A Brooklyn local and 1957 alumni of Dartmouth College, Barry found work in 1961 selling radio advertisements for CBS in Chicago and afterward New York, at that point regulated system AM stations during their transformation to all-news. In 1972, he moved to Los Angeles to accept a position as vp and GM for KNX-TV.
From that point he joined Fox as vp organize deals and at last became leader of twentieth Century Fox Television, liable for the creation and overall dispersion of system and partnered programming. He administered such shows as MAS*H, Paper Chase, Trapper John, M.D., That’s Hollywood, Dance Fever and Dinah! just as pilots and telefilms.
Barry moved to Playboy Enterprises in 1981 as leader of its creation organization and arranged a joint endeavor with Cablevision to dispatch the Playboy Channel. After two years, he was named leader of Taft Entertainment Television, where he created programming including the 1985-86 TV motion pictures The Key to Rebecca and When the Bough Breaks.
Barry became president on Turner Program Services in 1986 and afterward executive in 1995. He was answerable for overall promoting and circulation of all TBS programming, including the MGM film and TV library; first-run creations from National Geographic and The Cousteau Society; CNN; and projects including The Lazarus Man and The Wonder Years.
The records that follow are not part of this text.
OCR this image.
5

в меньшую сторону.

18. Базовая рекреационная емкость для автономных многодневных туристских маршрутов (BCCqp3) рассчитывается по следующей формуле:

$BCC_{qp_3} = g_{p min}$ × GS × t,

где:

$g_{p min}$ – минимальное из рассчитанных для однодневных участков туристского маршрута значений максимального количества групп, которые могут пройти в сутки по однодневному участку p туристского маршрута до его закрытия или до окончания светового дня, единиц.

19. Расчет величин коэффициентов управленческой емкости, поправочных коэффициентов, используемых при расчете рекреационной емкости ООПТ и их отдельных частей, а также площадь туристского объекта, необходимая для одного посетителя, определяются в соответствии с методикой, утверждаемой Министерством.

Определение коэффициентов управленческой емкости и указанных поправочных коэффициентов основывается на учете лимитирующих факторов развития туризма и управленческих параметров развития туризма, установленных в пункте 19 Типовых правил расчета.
He likewise facilitated the arrangement that put CNN into air terminals and lodgings around the globe.
Barry finished his profession as a senior leader at Warner Bros. following the 1995 merger between Time Warner and Turner.
Survivors incorporate his better half, Cynthia, and their little girl, Shannon; his ex, Phyllis, and their kids, Michael, Sharon and Craig, a veteran executive at Turner Sports; and grandkids Russell, Ryan, Sean, Taylor, Carter and Cassius.
Donations can be made in his memory to St. Jude Children’s Research Hospital.